彼らは自分たちも『B.R.』のファンだと言って笑っているが、同じように『B.R.』を好きだという熱狂的なファンが日本中にいることを、考えたことがないのだろうか。
「…どうしてもというのなら、中野くん以外は代理人を用意してもいい」
打開策とも言える案を安納は提示した。
「どういう意味?」
「顔を知られてしまった中野くん以外のメンバー、対マスコミ用の『B.R.』のメンバーはこちらで別の人間を雇ってもいい、という意味だ。もちろん、これから先の音作りに関しては、変わらず君達にしてもらうつもりだが」
「駄目っ!」
頭ごなしに否定した声があった。
「実也子?」
周囲が驚いて彼女を振り返る。実也子自身、自分が叫んだことに驚いているようだった。
「あ…、ごめんなさい。…あの、でも、私は嫌ですっ!
他の人間に中野の仲間を名乗らせるのも。他の人間に『B.R.』を名乗らせるのもっ!」
勢いづいた言葉は止まらなかった。
「以前、社長は私たちのことを必要以上のプライドがない≠チて言ったけど、……でも、私は、これだけは譲りたくありませんっ」
なけなしの。つまらないことかもしれないけれど、譲れないプライド。
実也子は大声を出した反動で足の力が抜けたが、知己がその肩を支えた。
「話にならないな」
安納の厳しい声が響いた。
誰も返事を返せなかった。
「社長」
知己だ。
「なんだ?」
「今回の件は急過ぎて、俺達も意見がまとまっていません。少し考える時間をください。…多分、社長の言う通りにせざるを得ないでしょうが」
「……わかった。とりあえず明後日は世間を落ち着かせる為にも、私と中野くんで記者会見を行う。その二週間後に『B.R.』を発表させる。それが今ここにいる君達か、それとも別の人間かは君達の返答しだいだ」
ガタン、と派手な音をたてて立ち上がり、安納は部屋を立ち去ろうとする。その際、みゆきに視線を投げ、付いてくるように示した。
二人が退出した室内に沈黙が訪れた。
しばらく誰も、口を開こうとしなかった。
がたん、と椅子が鳴った。
「…ごめん、私もちょっと」
実也子は控えめな声を出すと、皆に顔を見せないように、逃げるようにドアから出ていった。
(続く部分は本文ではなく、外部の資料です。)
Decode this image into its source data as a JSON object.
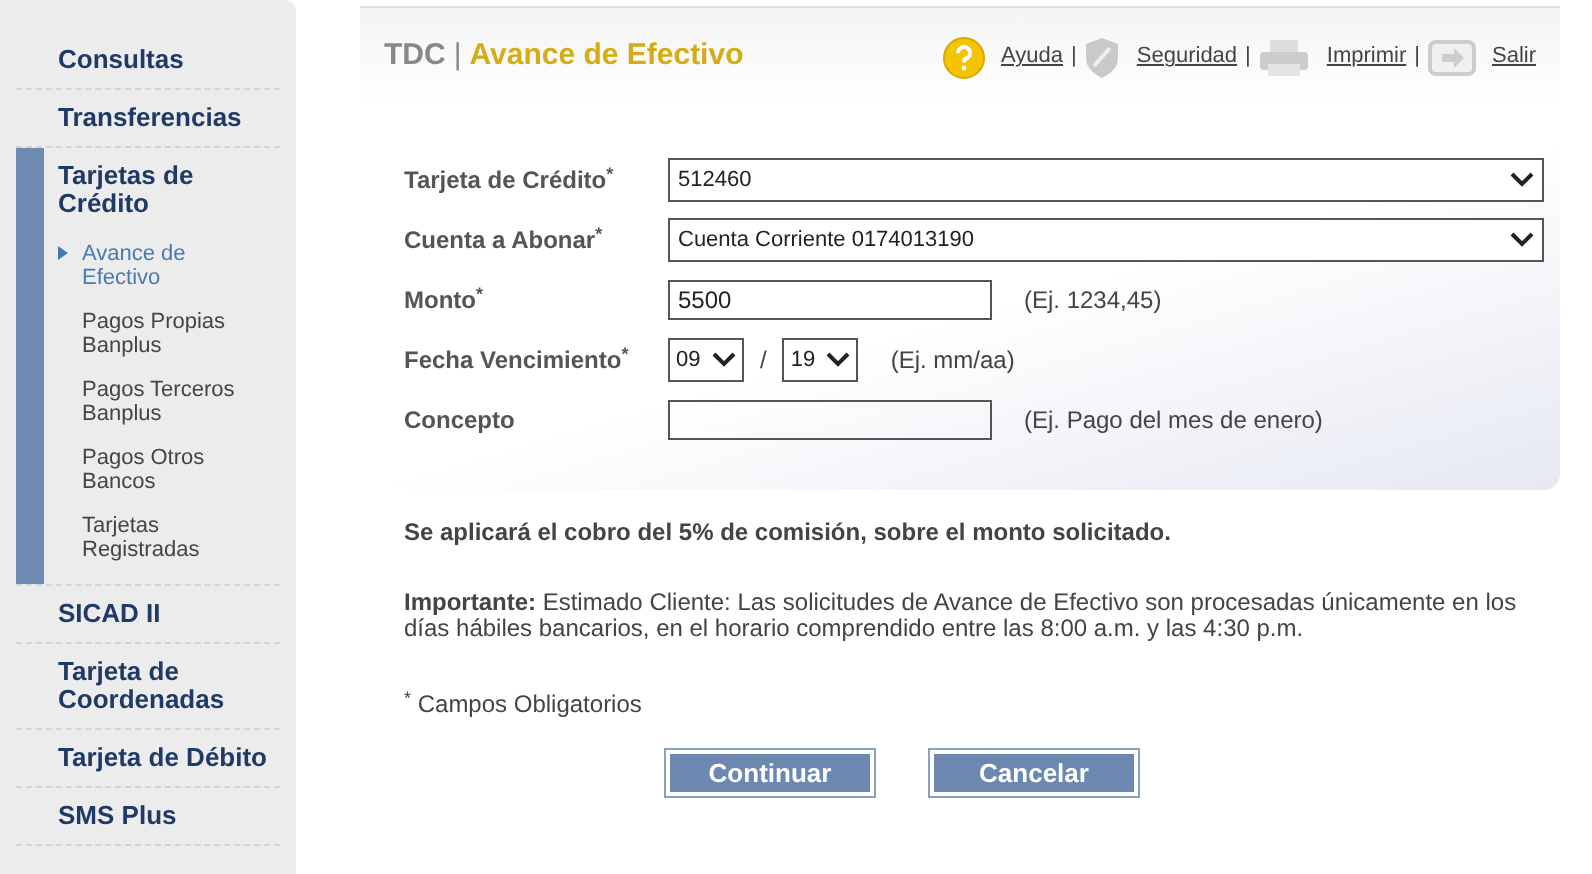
{
  "sidebar": {
    "items": [
      {
        "label": "Consultas",
        "expanded": false
      },
      {
        "label": "Transferencias",
        "expanded": false
      },
      {
        "label": "Tarjetas de Crédito",
        "expanded": true,
        "children": [
          {
            "label": "Avance de Efectivo",
            "selected": true
          },
          {
            "label": "Pagos Propias Banplus",
            "selected": false
          },
          {
            "label": "Pagos Terceros Banplus",
            "selected": false
          },
          {
            "label": "Pagos Otros Bancos",
            "selected": false
          },
          {
            "label": "Tarjetas Registradas",
            "selected": false
          }
        ]
      },
      {
        "label": "SICAD II",
        "expanded": false
      },
      {
        "label": "Tarjeta de Coordenadas",
        "expanded": false
      },
      {
        "label": "Tarjeta de Débito",
        "expanded": false
      },
      {
        "label": "SMS Plus",
        "expanded": false
      }
    ]
  },
  "header": {
    "section": "TDC",
    "separator": "|",
    "title": "Avance de Efectivo",
    "links": [
      {
        "label": "Ayuda",
        "kind": "help",
        "sep": "|"
      },
      {
        "label": "Seguridad",
        "kind": "shield",
        "sep": "|"
      },
      {
        "label": "Imprimir",
        "kind": "printer",
        "sep": "|"
      },
      {
        "label": "Salir",
        "kind": "exit"
      }
    ]
  },
  "form": {
    "fields": [
      {
        "kind": "select",
        "label": "Tarjeta de Crédito$^{*}$",
        "value": "512460"
      },
      {
        "kind": "select",
        "label": "Cuenta a Abonar$^{*}$",
        "value": "Cuenta Corriente 0174013190"
      },
      {
        "kind": "input",
        "label": "Monto$^{*}$",
        "value": "5500",
        "hint": "(Ej. 1234,45)"
      },
      {
        "kind": "date",
        "label": "Fecha Vencimiento$^{*}$",
        "month": "09",
        "separator": "/",
        "year": "19",
        "hint": "(Ej. mm/aa)"
      },
      {
        "kind": "input",
        "label": "Concepto",
        "hint": "(Ej. Pago del mes de enero)"
      }
    ]
  },
  "commission_note": "Se aplicará el cobro del 5% de comisión, sobre el monto solicitado.",
  "important_note": "**Importante:** Estimado Cliente: Las solicitudes de Avance de Efectivo son procesadas únicamente en los días hábiles bancarios, en el horario comprendido entre las 8:00 a.m. y las 4:30 p.m.",
  "required_note": "$^{*}$ Campos Obligatorios",
  "buttons": [
    "Continuar",
    "Cancelar"
  ]
}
すると、浩太、圭、祐輔の視線が知己に集中する。無言の発言はとても分かりやすいもので、知己は、
「……わかったよ」
と言うと実也子の後を追った。
「浩太。顔が緩んでますよ」
「……っ」
意地悪い祐輔に、浩太は口元を手で隠して睨み返したが効果は薄かった。
しかし思いの外、祐輔は優しい笑顔を見せる。
「実也子さんの言葉、嬉しかったんでしょう?」
祐輔のその言葉は間違いなく図星であったけれども悔しくはなかった。祐輔も同じように感じたのだと気付くと嬉しくなった。
「……ああ。俺は今回、皆に迷惑かけて見捨てられるのが怖かったんだ。いや、迷惑はかけてるんだけどさ」
この部屋に入ってきたとき。皆のいつも通りの態度と、自分を心配して駆けつけてくれたこと。とても嬉しかった。
怒ってないのか?
そんな疑問も、いらなくなる程に。
圭は室内の給湯所を漁って、食料を物色している。「インスタントしかねーけど、日本茶でいいかー?」と声をかけてくる。それに手を振りながら。
「……祐輔」
「?」
「俺はやっぱり、こいつらと続けていきたいと思うんだけど。…迷惑?」
「何言ってるんですか」
本気で呆れられた声が返ってきた。